Lors de notre première réunion en présentiel, en septembre 2024, nous avions noté qu’une “charte déontologique” était nécessaire pour la liste de diffusion. Le mot était peut-être un peu sévère, mais le besoin était réel. Voici chose faite : ReBiLy se dote d’un code de conduite.
La plupart des codes de conduite de réseaux ou de conférences traitent du harcèlement, des discriminations, des comportements intimidants. C’est indispensable, et le nôtre le fait. Mais une communauté scientifique a aussi ses propres travers, moins souvent nommés explicitement. Nous nous sommes appuyés sur la charte de bonne conduite de la SFBI et avons cherché à aller un peu plus loin sur quelques points.
Le plagiat et l’appropriation de travaux. ReBiLy est un espace d’échange : on y présente des pipelines en cours de développement, des approches méthodologiques pas encore publiées, des idées à l’état brut. C’est précisément ce qui rend le réseau utile. Mais cela crée aussi une zone grise : une idée partagée informellement lors d’une réunion n’est pas dans la littérature, n’a pas de DOI, et peut donc être reprise sans que personne ne s’en rende compte — ou en faisant semblant de ne pas s’en rendre compte. Le code de conduite nomme ce problème explicitement, et rappelle que l’attribution correcte des contributions s’applique aussi aux échanges informels.
La divulgation non autorisée de résultats non publiés. Les réunions sont un espace de confiance : on y présente des données préliminaires, des résultats en cours d’interprétation, parfois des projets encore confidentiels. Ce qui est partagé dans ce cadre ne doit pas circuler sans l’accord explicite des personnes concernées.

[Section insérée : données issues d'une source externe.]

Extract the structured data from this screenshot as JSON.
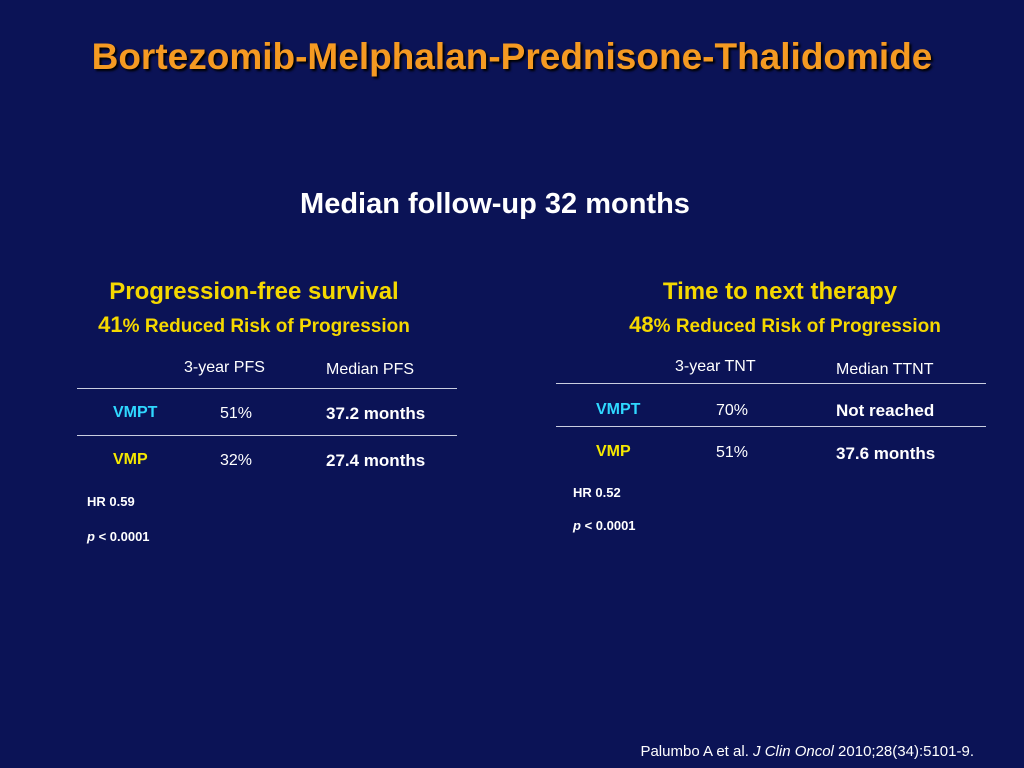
{
  "slide": {
    "title": "Bortezomib-Melphalan-Prednisone-Thalidomide",
    "subtitle": "Median follow-up 32 months"
  },
  "pfs": {
    "heading": "Progression-free survival",
    "reduction_number": "41",
    "reduction_text": "% Reduced Risk of Progression",
    "columns": [
      "3-year PFS",
      "Median PFS"
    ],
    "rows": [
      {
        "arm": "VMPT",
        "rate": "51%",
        "median": "37.2  months"
      },
      {
        "arm": "VMP",
        "rate": "32%",
        "median": "27.4  months"
      }
    ],
    "hr": "HR 0.59",
    "p_label": "p",
    "p_value": " < 0.0001"
  },
  "ttnt": {
    "heading": "Time to next therapy",
    "reduction_number": "48",
    "reduction_text": "% Reduced Risk of Progression",
    "columns": [
      "3-year TNT",
      "Median TTNT"
    ],
    "rows": [
      {
        "arm": "VMPT",
        "rate": "70%",
        "median": "Not reached"
      },
      {
        "arm": "VMP",
        "rate": "51%",
        "median": "37.6  months"
      }
    ],
    "hr": "HR 0.52",
    "p_label": "p",
    "p_value": " < 0.0001"
  },
  "citation": {
    "authors": "Palumbo A et al. ",
    "journal": "J Clin Oncol",
    "details": " 2010;28(34):5101-9."
  },
  "colors": {
    "background": "#0b1356",
    "title": "#f59a22",
    "section_heading": "#f5d800",
    "vmpt_label": "#2fd8ff",
    "vmp_label": "#f5e800"
  }
}
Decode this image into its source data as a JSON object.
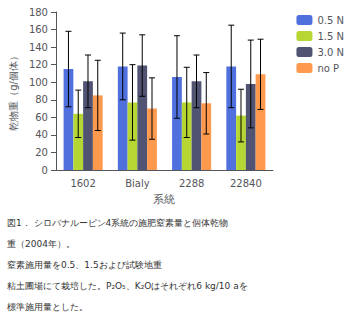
{
  "chart_data": {
    "type": "bar",
    "xlabel": "系統",
    "ylabel": "乾物重（g/個体）",
    "categories": [
      "1602",
      "Bialy",
      "2288",
      "22840"
    ],
    "series": [
      {
        "name": "0.5 N",
        "values": [
          115,
          118,
          106,
          118
        ],
        "errors": [
          43,
          38,
          47,
          47
        ]
      },
      {
        "name": "1.5 N",
        "values": [
          64,
          77,
          77,
          62
        ],
        "errors": [
          27,
          43,
          40,
          30
        ]
      },
      {
        "name": "3.0 N",
        "values": [
          101,
          119,
          101,
          98
        ],
        "errors": [
          30,
          35,
          30,
          50
        ]
      },
      {
        "name": "no P",
        "values": [
          85,
          70,
          76,
          109
        ],
        "errors": [
          40,
          35,
          35,
          40
        ]
      }
    ],
    "ylim": [
      0,
      180
    ],
    "yticks": [
      0,
      20,
      40,
      60,
      80,
      100,
      120,
      140,
      160,
      180
    ],
    "grid": false,
    "legend": "upper right",
    "annotations": [
      "図1． シロバナルーピン4系統の施肥窒素量と個体乾物",
      "重（2004年）。",
      "窒素施用量を0.5、1.5および試験地重",
      "粘土圃場にて栽培した。P₂O₅、K₂Oはそれぞれ6 kg/10 aを",
      "標準施用量とした。"
    ]
  }
}
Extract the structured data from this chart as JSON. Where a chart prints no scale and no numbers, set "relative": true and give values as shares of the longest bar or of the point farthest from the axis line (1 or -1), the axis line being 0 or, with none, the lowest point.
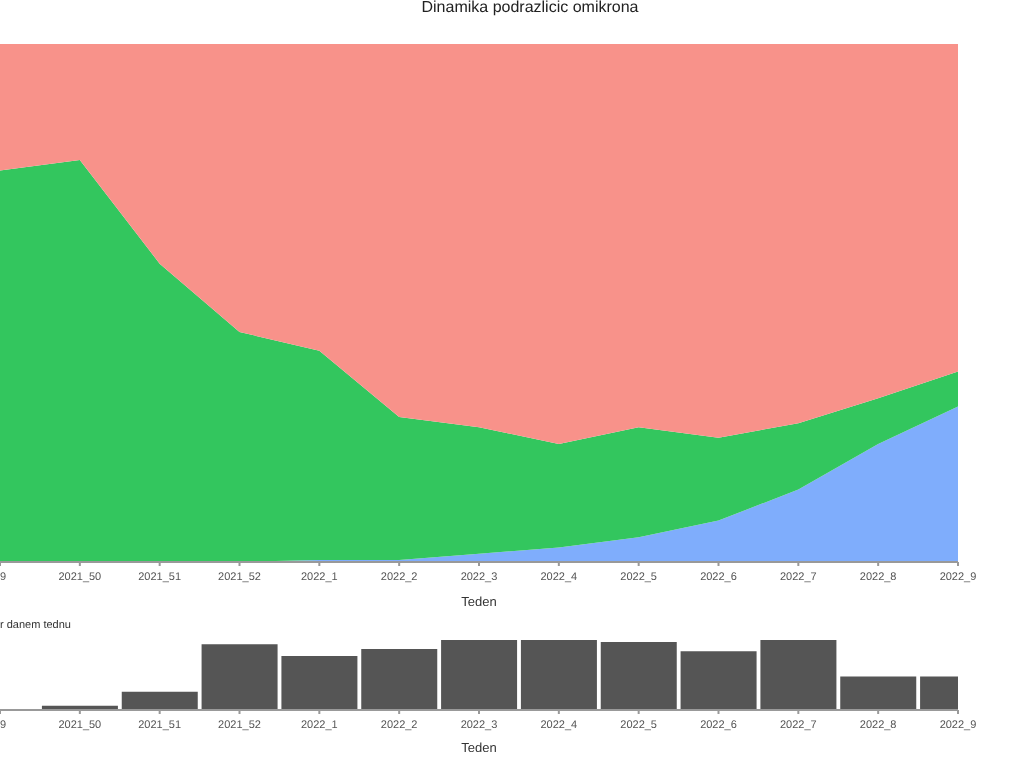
{
  "chart_data": [
    {
      "type": "area",
      "title": "Dinamika podrazlicic omikrona",
      "xlabel": "Teden",
      "stacked": true,
      "relative": true,
      "legend": false,
      "grid": false,
      "categories": [
        "9",
        "2021_50",
        "2021_51",
        "2021_52",
        "2022_1",
        "2022_2",
        "2022_3",
        "2022_4",
        "2022_5",
        "2022_6",
        "2022_7",
        "2022_8",
        "2022_9"
      ],
      "series": [
        {
          "color": "#7fadfc",
          "values": [
            0,
            0,
            0,
            0,
            0.004,
            0.004,
            0.016,
            0.028,
            0.048,
            0.08,
            0.14,
            0.228,
            0.3
          ]
        },
        {
          "color": "#33c65e",
          "values": [
            0.756,
            0.776,
            0.576,
            0.444,
            0.404,
            0.276,
            0.244,
            0.2,
            0.212,
            0.16,
            0.128,
            0.088,
            0.068
          ]
        },
        {
          "color": "#f8928a",
          "values": [
            0.244,
            0.224,
            0.424,
            0.556,
            0.592,
            0.72,
            0.74,
            0.772,
            0.74,
            0.76,
            0.732,
            0.684,
            0.632
          ]
        }
      ]
    },
    {
      "type": "bar",
      "title": "r danem tednu",
      "xlabel": "Teden",
      "relative": true,
      "legend": false,
      "grid": false,
      "categories": [
        "9",
        "2021_50",
        "2021_51",
        "2021_52",
        "2022_1",
        "2022_2",
        "2022_3",
        "2022_4",
        "2022_5",
        "2022_6",
        "2022_7",
        "2022_8",
        "2022_9"
      ],
      "series": [
        {
          "color": "#555555",
          "values": [
            null,
            0.06,
            0.26,
            0.94,
            0.77,
            0.87,
            1,
            1,
            0.97,
            0.84,
            1,
            0.48,
            0.48
          ]
        }
      ]
    }
  ]
}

Le dénigrement professionnel et le sabotage. Ce sont des réalités du monde académique, d’autant plus lourdes à porter que beaucoup de membres de notre communauté sont en CDD, en thèse ou en post-doc. La carrière est fragile, et une critique publique malveillante peut faire des dégâts durables. Le nommer dans une charte ne règle pas le problème, mais ça indique clairement que ce n’est pas toléré ici.

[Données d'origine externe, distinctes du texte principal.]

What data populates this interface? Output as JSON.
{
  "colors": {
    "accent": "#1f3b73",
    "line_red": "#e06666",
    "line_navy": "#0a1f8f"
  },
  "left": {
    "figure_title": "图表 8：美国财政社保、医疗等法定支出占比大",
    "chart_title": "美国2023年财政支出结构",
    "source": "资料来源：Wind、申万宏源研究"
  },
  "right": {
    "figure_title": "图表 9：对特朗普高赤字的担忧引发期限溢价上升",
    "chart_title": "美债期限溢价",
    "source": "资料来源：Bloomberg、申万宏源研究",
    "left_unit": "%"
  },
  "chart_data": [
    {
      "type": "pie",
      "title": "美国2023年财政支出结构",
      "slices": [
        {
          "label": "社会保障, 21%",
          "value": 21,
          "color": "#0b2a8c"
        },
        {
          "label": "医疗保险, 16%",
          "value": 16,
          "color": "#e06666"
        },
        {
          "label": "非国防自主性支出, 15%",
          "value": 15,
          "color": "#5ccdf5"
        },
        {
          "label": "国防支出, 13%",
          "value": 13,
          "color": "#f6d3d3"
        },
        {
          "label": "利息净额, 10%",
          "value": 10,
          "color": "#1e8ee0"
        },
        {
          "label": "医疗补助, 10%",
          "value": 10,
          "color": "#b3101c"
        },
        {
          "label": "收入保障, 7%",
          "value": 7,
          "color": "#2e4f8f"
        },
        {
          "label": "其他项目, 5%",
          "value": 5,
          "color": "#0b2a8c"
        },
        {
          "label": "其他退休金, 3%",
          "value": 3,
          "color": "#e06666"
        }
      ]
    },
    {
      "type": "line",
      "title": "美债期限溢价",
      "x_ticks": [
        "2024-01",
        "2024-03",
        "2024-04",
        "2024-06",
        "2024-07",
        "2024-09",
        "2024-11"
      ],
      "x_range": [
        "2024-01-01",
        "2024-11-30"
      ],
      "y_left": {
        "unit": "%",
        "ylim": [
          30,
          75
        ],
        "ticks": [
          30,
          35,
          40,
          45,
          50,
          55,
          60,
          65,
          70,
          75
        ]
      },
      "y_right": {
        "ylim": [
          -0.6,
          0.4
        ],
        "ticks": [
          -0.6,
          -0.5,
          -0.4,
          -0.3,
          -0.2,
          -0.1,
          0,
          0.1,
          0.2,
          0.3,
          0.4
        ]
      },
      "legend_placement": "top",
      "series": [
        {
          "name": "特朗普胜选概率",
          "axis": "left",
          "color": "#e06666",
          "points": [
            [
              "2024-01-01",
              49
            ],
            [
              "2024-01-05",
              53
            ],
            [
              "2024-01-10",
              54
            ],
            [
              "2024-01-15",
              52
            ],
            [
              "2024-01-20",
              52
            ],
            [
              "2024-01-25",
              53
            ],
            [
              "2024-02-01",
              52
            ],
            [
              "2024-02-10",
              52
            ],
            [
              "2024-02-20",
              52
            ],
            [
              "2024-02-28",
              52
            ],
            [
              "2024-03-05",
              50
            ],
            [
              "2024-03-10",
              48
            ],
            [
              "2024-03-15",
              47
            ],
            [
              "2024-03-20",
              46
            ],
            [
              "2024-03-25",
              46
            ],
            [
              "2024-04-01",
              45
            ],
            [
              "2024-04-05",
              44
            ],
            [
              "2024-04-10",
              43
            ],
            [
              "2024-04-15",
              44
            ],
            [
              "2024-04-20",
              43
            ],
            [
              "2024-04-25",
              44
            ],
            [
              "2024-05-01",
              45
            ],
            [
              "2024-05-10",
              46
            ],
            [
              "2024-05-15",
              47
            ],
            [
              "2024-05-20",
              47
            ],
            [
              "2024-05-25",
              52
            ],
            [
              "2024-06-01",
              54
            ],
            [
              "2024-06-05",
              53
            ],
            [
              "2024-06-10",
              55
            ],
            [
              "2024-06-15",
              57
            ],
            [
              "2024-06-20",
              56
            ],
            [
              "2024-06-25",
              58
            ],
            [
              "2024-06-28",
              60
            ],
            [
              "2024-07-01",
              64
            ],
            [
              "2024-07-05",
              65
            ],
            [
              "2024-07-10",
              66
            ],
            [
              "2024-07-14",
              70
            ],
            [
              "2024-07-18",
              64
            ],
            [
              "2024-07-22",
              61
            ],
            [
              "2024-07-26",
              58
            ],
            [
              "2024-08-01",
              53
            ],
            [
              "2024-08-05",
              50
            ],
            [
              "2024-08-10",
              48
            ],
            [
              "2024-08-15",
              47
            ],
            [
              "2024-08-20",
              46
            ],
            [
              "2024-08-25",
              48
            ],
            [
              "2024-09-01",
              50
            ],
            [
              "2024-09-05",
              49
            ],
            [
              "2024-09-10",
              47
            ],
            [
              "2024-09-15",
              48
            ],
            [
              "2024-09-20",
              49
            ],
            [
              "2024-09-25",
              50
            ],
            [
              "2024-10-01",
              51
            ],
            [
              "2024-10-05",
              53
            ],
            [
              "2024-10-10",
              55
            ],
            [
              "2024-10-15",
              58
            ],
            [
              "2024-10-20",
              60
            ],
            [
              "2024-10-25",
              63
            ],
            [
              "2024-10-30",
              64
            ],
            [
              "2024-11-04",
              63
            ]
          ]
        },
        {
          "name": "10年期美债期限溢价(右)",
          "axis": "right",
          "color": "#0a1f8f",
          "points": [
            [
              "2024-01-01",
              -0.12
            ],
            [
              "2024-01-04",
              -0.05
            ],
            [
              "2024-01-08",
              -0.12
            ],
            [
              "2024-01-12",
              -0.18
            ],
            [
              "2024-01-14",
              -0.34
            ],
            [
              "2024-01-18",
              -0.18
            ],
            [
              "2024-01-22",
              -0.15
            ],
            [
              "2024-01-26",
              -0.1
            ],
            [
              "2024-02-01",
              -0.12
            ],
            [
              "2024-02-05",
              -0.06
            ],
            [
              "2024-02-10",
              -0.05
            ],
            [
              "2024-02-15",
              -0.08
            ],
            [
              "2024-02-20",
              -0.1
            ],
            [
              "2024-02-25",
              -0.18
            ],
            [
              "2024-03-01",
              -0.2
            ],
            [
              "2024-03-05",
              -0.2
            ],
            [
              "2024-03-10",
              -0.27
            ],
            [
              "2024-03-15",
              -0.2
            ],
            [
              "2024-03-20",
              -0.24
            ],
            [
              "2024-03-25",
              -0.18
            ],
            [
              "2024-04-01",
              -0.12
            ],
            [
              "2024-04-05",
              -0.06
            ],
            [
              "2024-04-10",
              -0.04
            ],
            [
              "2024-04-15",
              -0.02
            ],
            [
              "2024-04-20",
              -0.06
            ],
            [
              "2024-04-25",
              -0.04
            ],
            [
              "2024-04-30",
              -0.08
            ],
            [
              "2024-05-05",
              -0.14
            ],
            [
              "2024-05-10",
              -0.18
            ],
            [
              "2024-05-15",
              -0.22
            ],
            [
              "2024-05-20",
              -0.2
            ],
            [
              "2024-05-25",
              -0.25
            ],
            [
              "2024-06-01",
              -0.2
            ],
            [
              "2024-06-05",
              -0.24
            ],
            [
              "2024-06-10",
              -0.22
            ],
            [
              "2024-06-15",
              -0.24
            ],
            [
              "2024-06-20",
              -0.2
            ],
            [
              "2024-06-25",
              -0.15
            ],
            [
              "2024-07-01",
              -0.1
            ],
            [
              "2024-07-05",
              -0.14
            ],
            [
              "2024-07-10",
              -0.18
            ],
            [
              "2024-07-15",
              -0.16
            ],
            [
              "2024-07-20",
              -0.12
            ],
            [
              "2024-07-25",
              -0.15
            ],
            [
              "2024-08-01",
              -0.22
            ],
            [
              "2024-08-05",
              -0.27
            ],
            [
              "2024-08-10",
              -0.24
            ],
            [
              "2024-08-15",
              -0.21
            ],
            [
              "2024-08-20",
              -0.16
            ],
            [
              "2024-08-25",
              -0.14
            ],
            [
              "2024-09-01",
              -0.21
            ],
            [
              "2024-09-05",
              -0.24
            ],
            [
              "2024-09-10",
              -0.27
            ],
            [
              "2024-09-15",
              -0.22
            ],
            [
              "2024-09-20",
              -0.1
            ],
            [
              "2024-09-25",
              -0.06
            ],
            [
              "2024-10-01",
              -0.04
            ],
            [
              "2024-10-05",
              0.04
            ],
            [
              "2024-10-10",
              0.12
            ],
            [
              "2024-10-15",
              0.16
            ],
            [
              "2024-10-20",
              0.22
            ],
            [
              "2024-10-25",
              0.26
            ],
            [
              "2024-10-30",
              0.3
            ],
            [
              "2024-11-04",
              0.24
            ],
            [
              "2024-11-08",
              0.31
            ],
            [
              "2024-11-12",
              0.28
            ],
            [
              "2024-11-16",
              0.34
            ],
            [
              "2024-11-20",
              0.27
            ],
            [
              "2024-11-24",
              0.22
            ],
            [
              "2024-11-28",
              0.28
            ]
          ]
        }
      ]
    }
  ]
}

Les comportements condescendants ou excluants. ReBiLy rassemble des profils très différents : biologistes reconvertis à la bioinformatique, informaticiens venus aux sciences du vivant, titulaires, contractuels, doctorants, collègues du secteur privé. Cette diversité est une force. Mais elle peut aussi générer des rapports de légitimité implicites: le “vrai” bioinformaticien face à tous les autres. Le code de conduite dit que ce type de posture n’a pas sa place ici.
Le code est disponible ici. Il est court, lisible, et — j’espère — de bon sens.